Vulnerability report process

Also, and not only, for the Best Practice badge, we should set up an official vulnerability report process for seL4.

So far, this has simply been by email to one fo the developers. That doesn’t necessarily have to change much, but it needs to be documented.

I propose to set up an email alias that goes to the subset of the technical steering committee that volunteers to be a point of contact for these. We should set up optional encryption for this for people who want to use it.

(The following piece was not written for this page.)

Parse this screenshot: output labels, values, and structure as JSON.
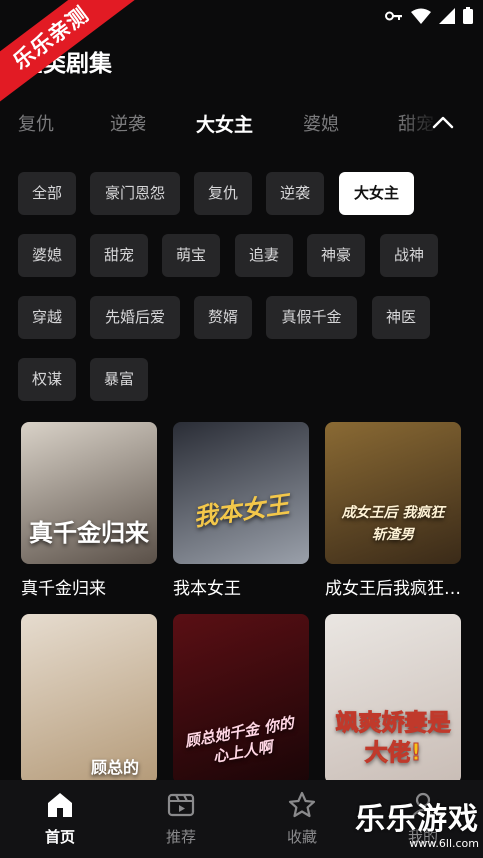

Any report should get a response within 14 days, and depending on what it is will either go to the bug tracker to be resolved or documented if it can’t/shouldn’t be resolved (e.g. things like Rowhammer), or, if it is for some reason sensitive, will be handled privately with the reporter until it can be made public.

Any thoughts/feedback?

ps: for those who are wondering, why can there be vulnerabilities in verified seL4? Because there are assumptions about the hardware that can be broken, like in Rowhammer, or not used correctly, such as making a mistake with cache coherency, and because there are unverified configurations of seL4 that can have bugs. People often would still like to deploy unverified configurations in systems, and we want to support that with at least the same level of confidence you can have in other well-engineered software.

Is this going to be for vulnerabilities in all our repos? Or just the seL4 main repo? We should be very clear as to which repos it applies to.

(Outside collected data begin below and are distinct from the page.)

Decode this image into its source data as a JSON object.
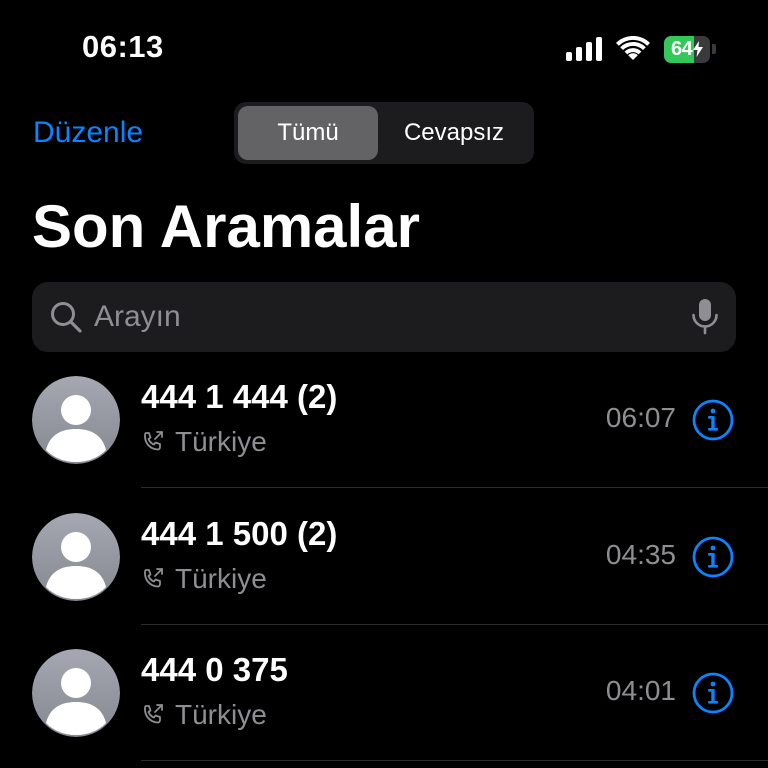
{
  "status_bar": {
    "time": "06:13",
    "battery_level": 64,
    "battery_text": "64",
    "charging": true
  },
  "header": {
    "edit_label": "Düzenle",
    "segments": [
      {
        "label": "Tümü",
        "selected": true
      },
      {
        "label": "Cevapsız",
        "selected": false
      }
    ],
    "title": "Son Aramalar"
  },
  "search": {
    "placeholder": "Arayın",
    "value": ""
  },
  "calls": [
    {
      "number": "444 1 444 (2)",
      "location": "Türkiye",
      "time": "06:07"
    },
    {
      "number": "444 1 500 (2)",
      "location": "Türkiye",
      "time": "04:35"
    },
    {
      "number": "444 0 375",
      "location": "Türkiye",
      "time": "04:01"
    }
  ],
  "colors": {
    "accent": "#0a84ff",
    "background": "#000000",
    "secondary_text": "#8e8e93",
    "battery_green": "#34c759"
  },
  "icons": {
    "signal": "cellular-signal-icon",
    "wifi": "wifi-icon",
    "battery": "battery-charging-icon",
    "search": "magnifying-glass-icon",
    "mic": "microphone-icon",
    "avatar": "person-placeholder-icon",
    "outgoing": "outgoing-call-icon",
    "info": "info-circle-icon"
  }
}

Good question. I was initially thinking about seL4 only, but maybe we should include at least the versioned core repos in the reporting process as well, e.g. capDL and CAmkES. Open to suggestions, though.

(We’re not committing to fixing everything, just to documenting/reacting).

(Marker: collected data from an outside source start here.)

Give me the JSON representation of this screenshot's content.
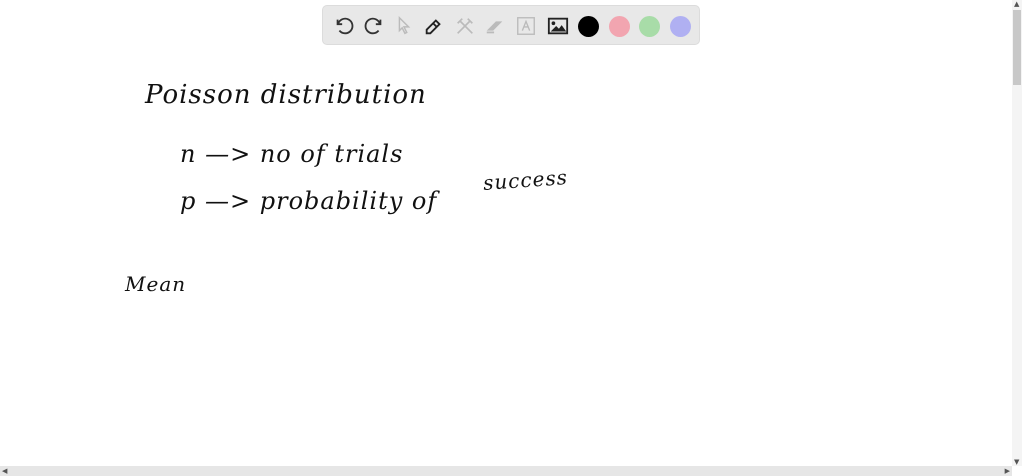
{
  "toolbar": {
    "tools": [
      {
        "name": "undo-icon",
        "enabled": true
      },
      {
        "name": "redo-icon",
        "enabled": true
      },
      {
        "name": "select-icon",
        "enabled": false
      },
      {
        "name": "pen-icon",
        "enabled": true
      },
      {
        "name": "tools-icon",
        "enabled": false
      },
      {
        "name": "eraser-icon",
        "enabled": false
      },
      {
        "name": "text-icon",
        "enabled": false
      },
      {
        "name": "image-icon",
        "enabled": true
      }
    ],
    "colors": [
      "#000000",
      "#f2a5b0",
      "#a8dca8",
      "#b0b0f2"
    ]
  },
  "canvas": {
    "title": "Poisson distribution",
    "line1": "n —> no of trials",
    "line2": "p —> probability of",
    "line2b": "success",
    "mean": "Mean"
  }
}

Would some kind of “responsible disclosure” process be appropriate? I.e. ask the reporter to keep the report private for a period (90 days or as agreed) to allow remediation, and in return promise to make a good faith effort to remediate within that time frame, and also to give credit.

I guess we’re not in a position to offer bug bounties. :slight_smile:

I could try to draft something along those line, and also tries to characterise what kinds of vulnerabilities it would apply to.

Yes, that sounds like a very good idea.

Not currently, no :slight_smile:

That would be awesome!

I posted an initial proposal in this pull request:

Now merged. Thanks for the help, Matt, I’m very happy with the result!